This, and that. Here,
and Tomorrow.
Back and Then,

Over and over,
New once again.
Repeating,
Echoing,
Silent. Again...

I'm back where I sat.
Invisibly seen.
Quietly conscious of what
this Could mean.

Rhyming on some.
Telling on others.
Content and I Wonder.
Where does the time go?

I forget it's December.
I hear whisp'rings of Spring.
I want to go Running,
or Flying,
or sing.

Something. . .
Something.

Inside me it's Spring.


Love, Me.

Tuesday, August 16, 2011

Waiting...

Waiting, waiting, waiting, waiting........



What am I waiting for?


Hmm.








Let's put a pin in this one.

Love, Me.

Friday, August 12, 2011

Life

Sometimes I don't know what to do.
Should I sit? Sing? Dance? Draw?
So I get on here, and blog.


Sometimes my insides just sit there and wait,
Just sit there and sit there,
Doing nothing. Barey moving, barely noticable.

Others a part of my soul is pushing at all parts of reality,
Trapped,
And can hardly contain a gut-wrenching scream to all parts of the universe.

Sometimes a part of me wants to sit in a hammock,
In my own little corner of the world,
And sit there and weep and breathe and cry.

Occasionally I'll get anxious, and restless,
And my fingers will play long, fast scales up and down the keyboard.
So long and hard it makes my arms ache.

Sometimes I stay up late into the night,
Because I can't sleep, can't dream.
Can't dream. For all the sweetness it brings, waking hurts.

Once I sat out with a friend, watching a movies under the stars.
I sat for long periods of time watching the sky,
And the moon, and the stars. Forgoing the movie. Just observing.

Sometimes I just want to talk.
Just talk. Remember.

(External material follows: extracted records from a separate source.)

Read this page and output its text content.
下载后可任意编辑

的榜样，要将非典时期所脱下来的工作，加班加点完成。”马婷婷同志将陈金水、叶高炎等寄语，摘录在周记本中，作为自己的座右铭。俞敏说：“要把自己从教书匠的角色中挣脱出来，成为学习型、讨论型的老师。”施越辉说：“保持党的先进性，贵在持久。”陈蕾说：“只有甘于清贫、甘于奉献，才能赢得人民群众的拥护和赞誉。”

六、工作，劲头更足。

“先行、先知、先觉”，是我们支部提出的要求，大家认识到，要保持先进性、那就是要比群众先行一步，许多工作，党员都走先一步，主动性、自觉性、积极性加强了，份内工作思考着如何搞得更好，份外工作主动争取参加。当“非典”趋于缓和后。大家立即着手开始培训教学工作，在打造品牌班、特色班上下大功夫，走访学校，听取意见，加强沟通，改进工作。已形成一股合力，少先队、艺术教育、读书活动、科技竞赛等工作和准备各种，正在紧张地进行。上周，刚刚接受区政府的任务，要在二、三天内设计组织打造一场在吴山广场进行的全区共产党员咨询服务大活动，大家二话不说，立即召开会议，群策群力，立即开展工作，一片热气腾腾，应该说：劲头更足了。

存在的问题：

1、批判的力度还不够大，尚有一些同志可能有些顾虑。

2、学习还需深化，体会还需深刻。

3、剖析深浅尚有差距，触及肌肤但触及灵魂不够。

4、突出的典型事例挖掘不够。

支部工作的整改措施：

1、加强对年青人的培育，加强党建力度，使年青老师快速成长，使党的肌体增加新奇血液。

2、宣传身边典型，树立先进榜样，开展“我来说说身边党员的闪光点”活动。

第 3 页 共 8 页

Nothing else.
Just, talk.

Of course, just as often I'd rather listen.
Hear others express themselves.
Because it's nice to be heard.

Sometimes I wonder, how can someone be so torn, so confused?
Content, and filled with longing at the same time?
Wonder, and yet know the reason why the whole time?

One day I'll know. I'll be fine.
Til then, I'll keep walking down this long, dusty road.
Longing, Listening, Loving. Learning.

Love, Me.

Thursday, July 21, 2011

The most beautiful place on earth...

...and I get to live here for the next few days.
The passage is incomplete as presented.